The first renal transplant was done at VGH in 1968, and when a second team was warranted, St. Paul’s following in 1986. The advent of this second team resulted in a surge in numbers and the transplant rate was tripled in a few months. The total now transplanted approaches 4000.
The paired exchange program was started in BC in 2009 and is increasing the pool of eligible donors. The zenith of this program to date is an exchange of kidneys among four couples.
Is it too much to suggest that this explosion of activity resulted from a chance meeting in the Netherlands 65 years ago? I don’t think so. History is full of individuals who, marching to the beat of their own drum, achieve more than an army of conscripts to another’s.
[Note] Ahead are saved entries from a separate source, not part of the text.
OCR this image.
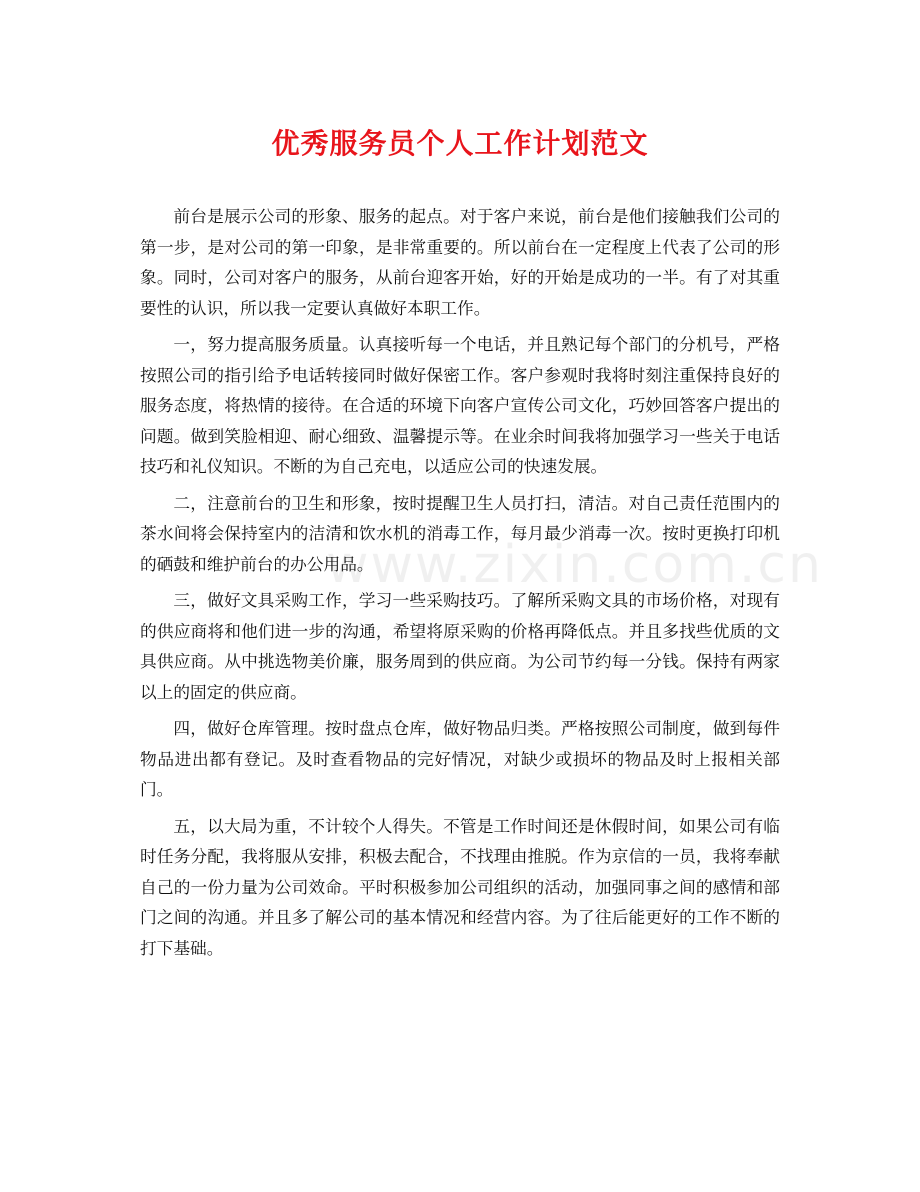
优秀服务员个人工作计划范文

前台是展示公司的形象、服务的起点。对于客户来说，前台是他们接触我们公司的第一步，是对公司的第一印象，是非常重要的。所以前台在一定程度上代表了公司的形象。同时，公司对客户的服务，从前台迎客开始，好的开始是成功的一半。有了对其重要性的认识，所以我一定要认真做好本职工作。

一，努力提高服务质量。认真接听每一个电话，并且熟记每个部门的分机号，严格按照公司的指引给予电话转接同时做好保密工作。客户参观时我将时刻注重保持良好的服务态度，将热情的接待。在合适的环境下向客户宣传公司文化，巧妙回答客户提出的问题。做到笑脸相迎、耐心细致、温馨提示等。在业余时间我将加强学习一些关于电话技巧和礼仪知识。不断的为自己充电，以适应公司的快速发展。

二，注意前台的卫生和形象，按时提醒卫生人员打扫，清洁。对自己责任范围内的茶水间将会保持室内的洁清和饮水机的消毒工作，每月最少消毒一次。按时更换打印机的硒鼓和维护前台的办公用品。

三，做好文具采购工作，学习一些采购技巧。了解所采购文具的市场价格，对现有的供应商将和他们进一步的沟通，希望将原采购的价格再降低点。并且多找些优质的文具供应商。从中挑选物美价廉，服务周到的供应商。为公司节约每一分钱。保持有两家以上的固定的供应商。

四，做好仓库管理。按时盘点仓库，做好物品归类。严格按照公司制度，做到每件物品进出都有登记。及时查看物品的完好情况，对缺少或损坏的物品及时上报相关部门。

五，以大局为重，不计较个人得失。不管是工作时间还是休假时间，如果公司有临时任务分配，我将服从安排，积极去配合，不找理由推脱。作为京信的一员，我将奉献自己的一份力量为公司效命。平时积极参加公司组织的活动，加强同事之间的感情和部门之间的沟通。并且多了解公司的基本情况和经营内容。为了往后能更好的工作不断的打下基础。

www.zixin.com.cn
Dr Russell Palmer was better known in the US than at home. In 1975 he was elected to mastership of the American College of Physicians, an honor granted only to “highly distinguished physicians…who have achieved recognition in medicine by…making significant contributions to medical science or the art of medicine…” Dr Palmer qualified on both counts.
Dr Palmer was a modest man not given to blowing his own trumpet. Like most of those who together have built our enviable renal failure program, he was a member of clinical faculty.
Together with others in the 1940s and 1950s, and often opposed by the academic and political establishment,[20,21] he saw and seized on possibilities that in the aggregate have resulted in the well-being of millions worldwide whose lives have been saved and improved beyond measure by dialysis while they await the ultimate goal of a functioning kidney transplant.
In the last paragraph of his swansong, “Afterthoughts,” Dr Palmer reminds us that however necessary and indeed seductive discovery can be, it is of no value in the context of our profession unless it serves our main purpose to care for the sick and injured.